Duncan and Holbeck 1973; Kimberly and Evanisko 1981; Graham and Leonard-Barton 1984). These attributes of technological change (ATC) affect employee performance,especially in the use of new technology. Consequently, employees are apt to discourage each other through interaction in the use of new technology because of social beliefs and learning processes, and in turn affect the overall performance of an organization. This is called Subjective Norm (SN), which refers to the motivating influence of our perceptions of what we think significant others want us to do (Fishbein and Ajzen, 1975). It is therefore important to note that employee Subjective Norm (SN) influences the employee behaviour, implying that employees are faced with social pressures to either perform or not to perform the use of technology. Literature reviewed shows that there is little research on how attributes of technological change (ATC) in Nigerian commercial banks relate to subjective norms (SN), that is, how social pressures influence employees towards the attributes of technological change.

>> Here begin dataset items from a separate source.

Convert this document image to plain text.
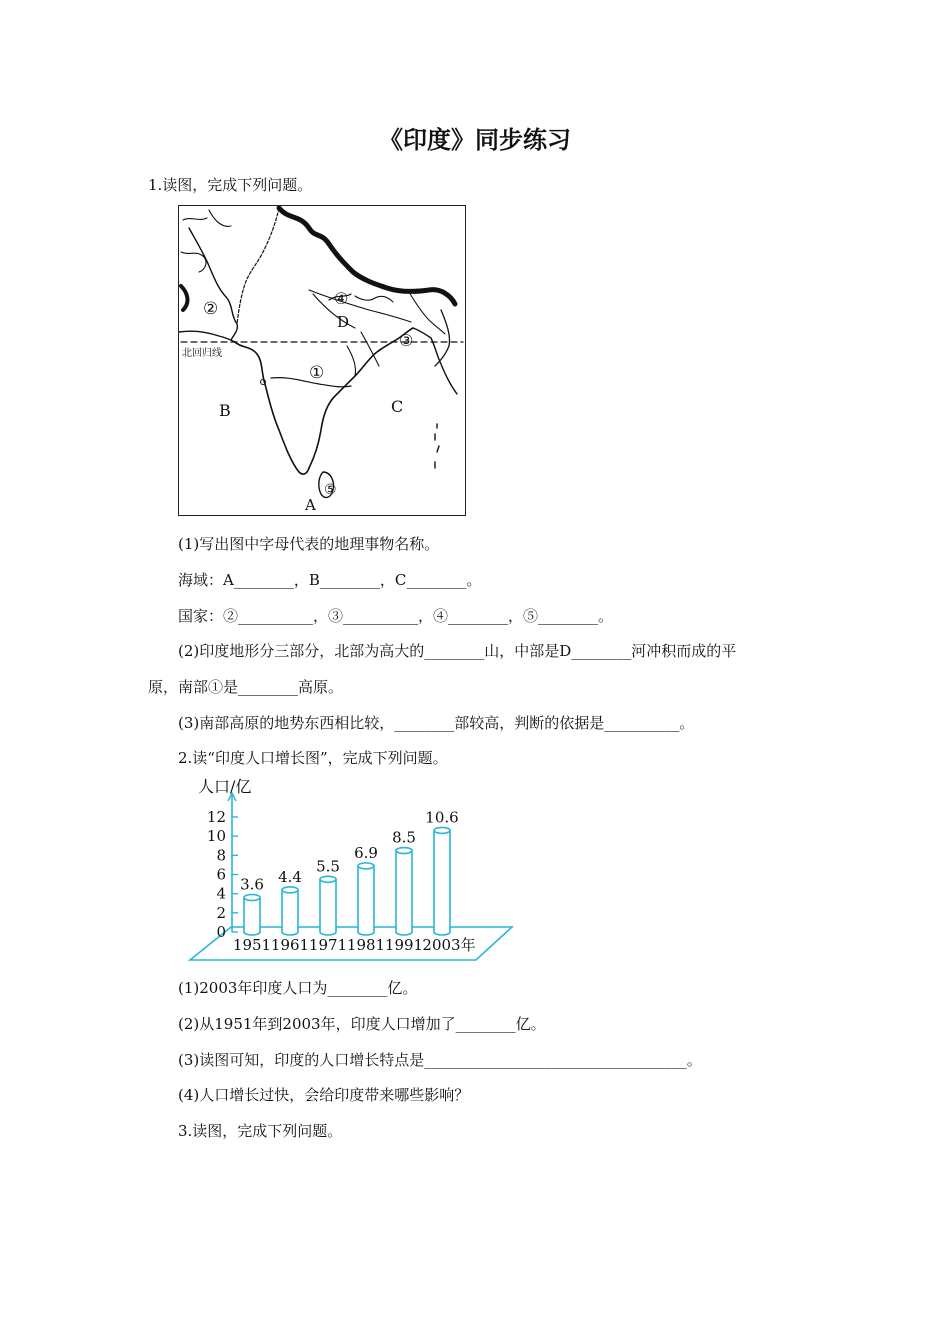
《印度》同步练习
1.读图，完成下列问题。
②
④
D
③
北回归线
①
B	C
⑤
A
(1)写出图中字母代表的地理事物名称。
海域：A________，B________，C________。
国家：②__________，③__________，④________，⑤________。
(2)印度地形分三部分，北部为高大的________山，中部是D________河冲积而成的平
原，南部①是________高原。
(3)南部高原的地势东西相比较，________部较高，判断的依据是__________。
2.读“印度人口增长图”，完成下列问题。
人口/亿
0
2
4
6
8
10
12
3.6
1951
4.4
1961
5.5
1971
6.9
1981
8.5
1991
10.6
2003年
(1)2003年印度人口为________亿。
(2)从1951年到2003年，印度人口增加了________亿。
(3)读图可知，印度的人口增长特点是___________________________________。
(4)人口增长过快，会给印度带来哪些影响？
3.读图，完成下列问题。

Performance outcomes, that is, technical complexity (TC) and systemic shift (SS) are expected to relate with attributes of technological change (ATC). According to Tyre and Hauptman (1992), the characteristics of technological change are expected to increase the uncertainty or difficulty of the introduction task and, consequently, the degree of disruption experienced. Both technical features of technology and its systemic shift impacts are organizationally significant but the problems they pose are different. Process equipment which are highly sophisticated in relationship with existing technologies are likely to be unpredictable in effect (Rogers, 1983), difficult to communicate to users (Zaltman, Duncan and Holbeck, 1973), and complex to use and understand (Rogers, 1983; Gerwin, 1988). This, in turn, will determine an employee’s attitude, which are “perceived ease of use” (PEU) of the new technology and “perceived usefulness” (PU) of the new technology. Multiple new features can interact in complex ways, and this complexity is compounded when the technology is unproven or evolving, or when both products and processes are changing simultaneously (Abernathy 1978; Campbell 1988; Leonard-Barton 1988). Following this premise, it is appropriate to use the term attributes of technological change (ATC), that is “technical complexity” and “Systemic Shifts” to examine the extent to which an employee’s attitude determinants (AD) in the use of technology in Nigerian Commercial Banks are affected.